Tuesday, April 25, 2006

Financial Utilities

My friend B is a truly prescient guy. He's had an enviable career in various parts of the financial service industry, the details of which I will spare the reader, in deference to B's wish for continued anonymity. He still does some consulting, and values his public persona, vis a vis his rather more unvarnished candor with me.

I can vividly recall my phone call with him in early 1996, when I was the first Director of Research for Oliver, Wyman & Co., now the financial services consulting unit of Mercer Management Consulting. As I was sitting in the firm's computer room, watching over the crunching of some data on my large-scale study of what accounted for superior returns in financial services companies, B and I were discussing trends in the industry. He predicted that, henceforth, the money center banks of the day would conglomerate further into only 3-4 financial "utilities." By that he meant money center banks plus ancillary businesses- brokerage, asset management, and insurance. Or variants thereof.

Well, we're there now. With Citigroup as the vanguard of the then-illegal union of banking and securities businesses, there are now three roughly interchangeable giant financial utilities in the US: Citi, BofA, and Chase. BofA acquired MBNA, and Chase's merger with Banc One combined a huge chunk of midwestern bank assets with the second-largest New York City banking company.

In a recent exchange of phone calls and emails, B commented that in the most recent quarter, all three companies had similar results, proportionally, with likewise similar strong and weak unit performances. He wondered aloud whether we are now at a point where these financial utilities are essentially on autopilot, and need not really be "led" by anyone. In short, the CEOs have become largely irrelevant and interchangeable.
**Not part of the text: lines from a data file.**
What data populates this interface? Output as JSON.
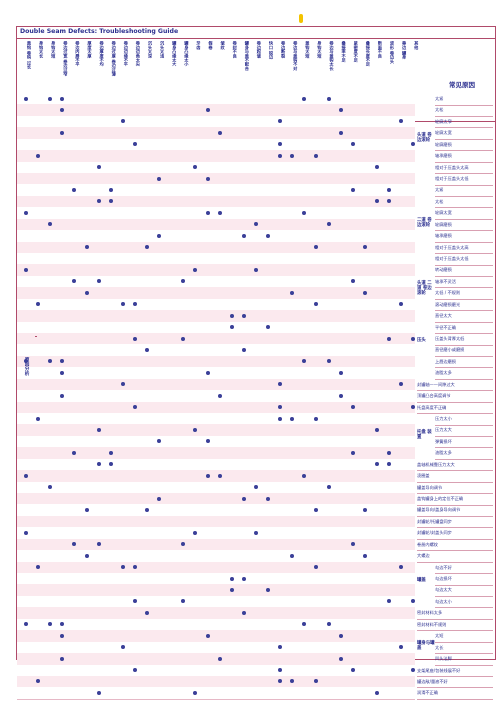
{
  "title": "Double Seam Defects: Troubleshooting Guide",
  "side_label": "原因分析",
  "cause_header": "常见原因",
  "columns": [
    "盖钩 卷钩 过长",
    "身钩太长",
    "身钩太短",
    "卷边过宽 卷边过窄",
    "卷边内唇不平",
    "厚度太厚",
    "卷边厚度不均",
    "卷边过厚 卷边过薄",
    "卷边边缘不平",
    "卷边边角太尖",
    "沉头太深",
    "沉头太浅",
    "罐身凸缘太大",
    "罐身凸缘太小",
    "牙齿",
    "假卷",
    "皱纹",
    "卷封不良",
    "罐身与盖不配合",
    "卷边起皱",
    "快口 锐边",
    "卷边断裂",
    "卷边与盖钩不对",
    "盖钩太短",
    "身钩太短",
    "卷边与盖钩太长",
    "叠接率不足",
    "紧密度不足",
    "叠接长度不足",
    "断面不良",
    "波形 卷边头",
    "垂边 罐身",
    "其他"
  ],
  "groups": [
    {
      "label": "头道 卷边滚轮"
    },
    {
      "label": "二道 卷边滚轮"
    },
    {
      "label": "头道 二道 卷边 滚轮"
    },
    {
      "label": "压头"
    },
    {
      "label": "托盘 装置"
    },
    {
      "label": "罐盖"
    },
    {
      "label": "罐身与罐盖"
    }
  ],
  "rows": [
    {
      "label": "太紧",
      "sub": true
    },
    {
      "label": "太松",
      "sub": true
    },
    {
      "label": "轮廓太窄",
      "sub": true
    },
    {
      "label": "轮廓太宽",
      "sub": true
    },
    {
      "label": "轮廓磨损",
      "sub": true
    },
    {
      "label": "轴承磨损",
      "sub": true
    },
    {
      "label": "相对于压盖头太高",
      "sub": true
    },
    {
      "label": "相对于压盖头太低",
      "sub": true
    },
    {
      "label": "太紧",
      "sub": true
    },
    {
      "label": "太松",
      "sub": true
    },
    {
      "label": "轮廓太宽",
      "sub": true
    },
    {
      "label": "轮廓磨损",
      "sub": true
    },
    {
      "label": "轴承磨损",
      "sub": true
    },
    {
      "label": "相对于压盖头太高",
      "sub": true
    },
    {
      "label": "相对于压盖头太低",
      "sub": true
    },
    {
      "label": "转动磨损",
      "sub": true
    },
    {
      "label": "轴承不灵活",
      "sub": true
    },
    {
      "label": "太低 / 不规则",
      "sub": true
    },
    {
      "label": "滚动磨损磨光",
      "sub": true
    },
    {
      "label": "直径太大",
      "sub": true
    },
    {
      "label": "平径不正确",
      "sub": true
    },
    {
      "label": "压盖头背厚太低",
      "sub": true
    },
    {
      "label": "直径磨小或磨损",
      "sub": true
    },
    {
      "label": "上唇边磨损",
      "sub": true
    },
    {
      "label": "油脂太多",
      "sub": true
    },
    {
      "label": "封罐轴——间隙过大",
      "sub": false
    },
    {
      "label": "顶罐凸台高度调节",
      "sub": false
    },
    {
      "label": "托盘高度不正确",
      "sub": false
    },
    {
      "label": "压力太小",
      "sub": true
    },
    {
      "label": "压力太大",
      "sub": true
    },
    {
      "label": "弹簧损坏",
      "sub": true
    },
    {
      "label": "油脂太多",
      "sub": true
    },
    {
      "label": "盖轴机械靠压力太大",
      "sub": false
    },
    {
      "label": "凌圈盖",
      "sub": false
    },
    {
      "label": "罐盖导向调节",
      "sub": false
    },
    {
      "label": "盖钩罐身上的定位不正确",
      "sub": false
    },
    {
      "label": "罐盖导向/盖身导向调节",
      "sub": false
    },
    {
      "label": "封罐轮/托罐盘同步",
      "sub": false
    },
    {
      "label": "封罐轮/封盖头同步",
      "sub": false
    },
    {
      "label": "卷册内螺纹",
      "sub": false
    },
    {
      "label": "大螺边",
      "sub": false
    },
    {
      "label": "勾边不好",
      "sub": true
    },
    {
      "label": "勾边损坏",
      "sub": true
    },
    {
      "label": "勾边太大",
      "sub": true
    },
    {
      "label": "勾边太小",
      "sub": true
    },
    {
      "label": "密封材料太多",
      "sub": false
    },
    {
      "label": "密封材料不规则",
      "sub": false
    },
    {
      "label": "太短",
      "sub": true
    },
    {
      "label": "太长",
      "sub": true
    },
    {
      "label": "凹头法脚",
      "sub": true
    },
    {
      "label": "支架尾座/包装线展不好",
      "sub": false
    },
    {
      "label": "罐边敌/量液不好",
      "sub": false
    },
    {
      "label": "润滑不正确",
      "sub": false
    }
  ]
}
I think B is right. The current CEOs of Chase and Citi are very, very pale shadows of David Rockefeller and Walter Wriston, titans who led much more dynamic and unique institutions in their days. I don't even know offhand who runs BofA, but I see from its Yahoo profile page that it is indeed Ken Lewis, the surviving CEO of what was once, long ago, NCNB. Or First Union. I can't recall which of them eventually got BofA, and which is now "Wachovia."

Even the second-tier utilities are pretty similar as well. Conglomerations of what we used to call "regional" banks. Wells Fargo and Wachovia are all that remain of First Interstate, Security Pacific, First Bank System, Wachovia, and one of the two Charlotte-based banks that isn't now BofA.

To continue, B suggested I go check the market performance of the three major financial utilities to see if those performances, too, have become very similar. I did, and I think one would say, "yes," they are not so very different now.

The top of this post features a Yahoo-generated price chart for some 30 years, as a sort of long-term secular trend reference. While it is not, technically, a total return chart, the change in stock prices, assuming reasonably similar dividend policies, is close.

What I note from the very long term is that, distortions of compounding on very recent years aside, the performances of Chase and Citi have been nearly identical since 1995. Since roughly 1992, all three seem to perform similarly.

Very recently, Chase seems to have gained a bit more acceleration. But with the recent spate of acquisitions, it's not clear what the longer-term, steady-state performances will be.

Overall, though, I think my colleague B's observations and insights are correct. It really doesn't much matter who is at the helm of these utilities anymore. With a few exceptions, such as Citi's recent swap of asset management for a brokerage business, they are now subject to the same global and US forces, have similar business and asset bases, face similar raw material (i.e., money) and operating costs. And thus, I would be surprised if any of the three financial utilities, Citi, Chase and BofA, achieve consistently superior total returns in the future that none of them have attained in the past. It's not something one usually sees in diversified financial service firms alone, let alone 'this' diversified and gargantuan.